Она жива, и она ещё дышит,
И я чувствую, она меня тоже ищет.
Хоть раз улыбнись, Рейес, дай понять, что ты живая ещё, а не расцифровалась полностью на биты и байты, что за зрачками есть ещё что-то, кроме бегущих строчек программ. Ты ведь здесь ещё, да?
Мерфи херово от её взгляда, безумного и горящего будто электрическая лампочка — она вся искрится, вся под напряжением, и в воздухе ясно слышится запах паленых перьев. Глупая, теряет своё угольно-черное оперение в упрямых попытках взлететь. И падает каждый раз, разбивает коленки в кровь и, ох, всё же цепляется за протянутую ей руку.
— Свали с дороги, Мерфи, — шипит радиопомехами, и на этом всё — недельный лимит разговоров исчерпан.
… раньше я был хороший — теперь, скажи, какой я?
И насколько аморален
В этом мире безупречном, чистом и правильном?
Ты всё тот же мудак, Мерфи. Пиявка, которая высасывает жизнь из всего, к чему прикоснется. Ублюдок, сукин сын — её хрипящий голос бьётся в черепной коробке, не замолкает. И почему, почему ему не похуй? Почему он не пристрелил её, когда была возможность? Почему он до сих пор её не придушил — ведь она, она единственная, служит вечным напоминаем его собственной никчемности? Тычет мордой во все его грехи, как какую-то шавку.

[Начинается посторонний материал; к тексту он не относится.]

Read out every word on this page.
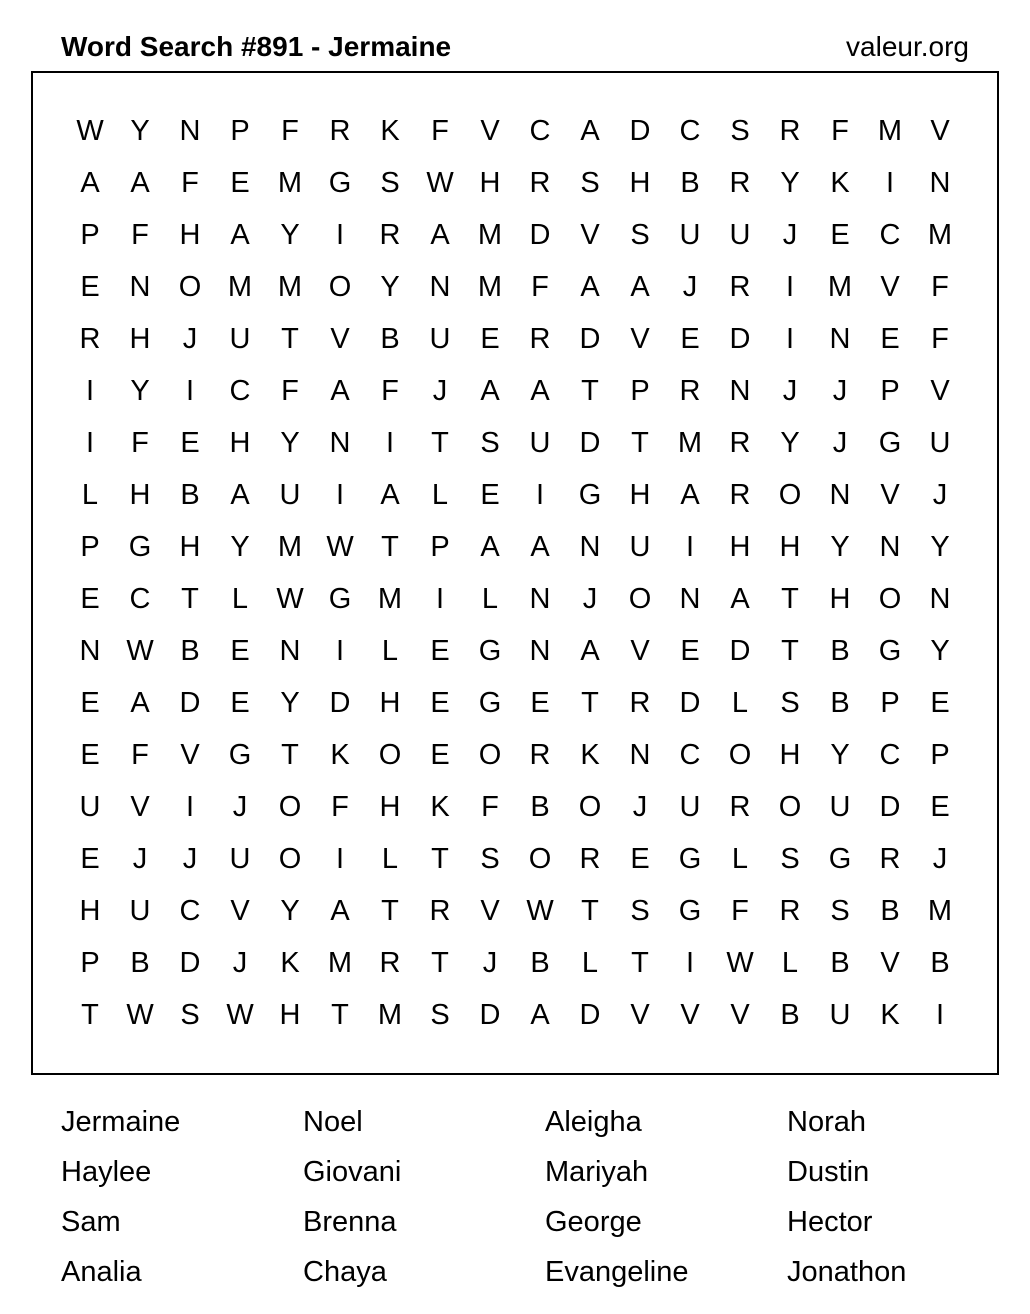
Word Search #891 - Jermaine	valeur.org
W Y	N	P	F	R	K	F	V	C	A	D	C	S	R	F	M V
A	A	F	E M G	S W H	R	S	H	B	R	Y	K	I	N
P	F	H	A	Y	I	R	A M D	V	S	U	U	J	E	C M
E	N O M M O	Y	N M	F	A	A	J	R	I	M V	F
R	H	J	U	T	V	B	U	E	R	D	V	E	D	I	N	E	F
I	Y	I	C	F	A	F	J	A	A	T	P	R	N	J	J	P	V
I	F	E	H	Y	N	I	T	S	U	D	T	M R	Y	J	G U
L	H	B	A	U	I	A	L	E	I	G H	A	R O N	V	J
P	G H	Y M W T	P	A	A	N	U	I	H	H	Y	N	Y
E	C	T	L W G M	I	L	N	J	O N	A	T	H O N
N W B	E	N	I	L	E	G N	A	V	E	D	T	B	G	Y
E	A	D	E	Y	D	H	E	G	E	T	R	D	L	S	B	P	E
E	F	V	G	T	K	O	E	O R	K	N	C O H	Y	C	P
U	V	I	J	O	F	H	K	F	B	O	J	U	R O U	D	E
E	J	J	U O	I	L	T	S	O R	E	G	L	S	G R	J
H	U	C	V	Y	A	T	R	V W T	S	G	F	R	S	B M
P	B	D	J	K M R	T	J	B	L	T	I	W L	B	V	B
T W S W H	T	M S	D	A	D	V	V	V	B	U	K	I
Jermaine	Noel	Aleigha	Norah
Haylee	Giovani	Mariyah	Dustin
Sam	Brenna	George	Hector
Analia	Chaya	Evangeline	Jonathon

И Мерфи позволяет, позволяет ей говорить, какое он неисправимое дерьмо — потому что права она. Ты права, Рейвен, довольна? Давай же, добивай.
Всё честно — мы друг другу не обязаны,
Но я чувствую себя разбитым и грязным.
Добивай теперь, втаптывай в землю, мешай с грязью — все равно ведь вместе завязнем. Мерфи бы наорать на неё, ударить, может, — никакие принципы не запрещают — только в голове замыкают контакты, стоит поднять на неё руку, стоит встретиться глазами с её полыхающим чистой ненавистью взглядом.
Мерфи не может. Не может, блять, пальцем тронуть её — подсознательно боится поломать и без того хрупкие механизмы. Его руки связаны его же собственными руками и ещё, может, совсем немного, словами о том, что Рейвен не ненавидит его вовсе. Возможно ли вообще такое в этой вселенной?
Воля в кулаке, видишь, я не сдамся этой тоске.
Мои мысли, идите на четыре стороны,
Но не трогайте, не трогайте меня, вороны.
Рейвен корпит снова над какой-то грудой железа, матерится вполголоса, в голос посылает Мерфи. Вся больная-покалеченная, залатанная кое-как — каждый её стон и непроизвольное вздрагивание остро отдаётся у него где-то в районе сердца, если есть оно вообще. Мерфи нервничает, теряется, списывает всё на усталость. И подаётся вперёд каждый раз, стоит лишь Рейвен схватиться за голову.
Что за херня с тобой, Мерфи? Почему внутри у тебя всё сыпется прахом, забивает лёгкие и не даёт дышать? Вся его циничность трещит по швам. Он хочет ненавидеть её, но себя ненавидит больше. За то, что наизнанку выворачивается, пытаясь себе же противиться, и кажется, что больна здесь вовсе не Рейвен, нет.
Скорее, она и есть болезнь. Бьёт по нему, оставляет огромные прорехи в его защите, рушит всё, ломает и не делает при этом ровным счётом ничего. Просто существует. А Мерфи хочет развернуться и бежать, пока ещё не поздно, бежать до тех пор, пока лёгкие не начнут гореть — неважно куда. Ему бы не нужно было оправдываться — крысы всегда бегут с тонущего корабля; а все знают, что Джон Мерфи — та ещё крыса.
Воля в кулаке…
Но он не может, снова. Не позволяет колотое ты в порядке?, с таким наигранным безразличием сказанное, что самому становится тошно. Не позволяют влажные ладони и крепко сжатые челюсти — уже не прячет даже, все лезет из него белыми нитками.
Твою же мать, Рейвен, что я сделал тебе плохого, что ты решила похоронить нас обоих?
… мысли в разные стороны.
И она злится, щетинится в ответ на все тупые шутки, и даже не хочет подумать о том, почему он всё ещё здесь? Почему до сих пор не свалил, хотя мог, и не раз?
Рейвен уверена — она как никто другой знает о загаженной и трусливой душонке Мерфи, чтобы подумать о том, что он остался из-за неё. Остался, потому что пообещал когда-то не дать ей умереть в одиночестве.
Рейвен никогда не допустит варианта, что Мерфи — ебаное исключение из всех существующих и придуманных ею правил.
И что может, она была нужна ему даже больше, чем он был нужен ей.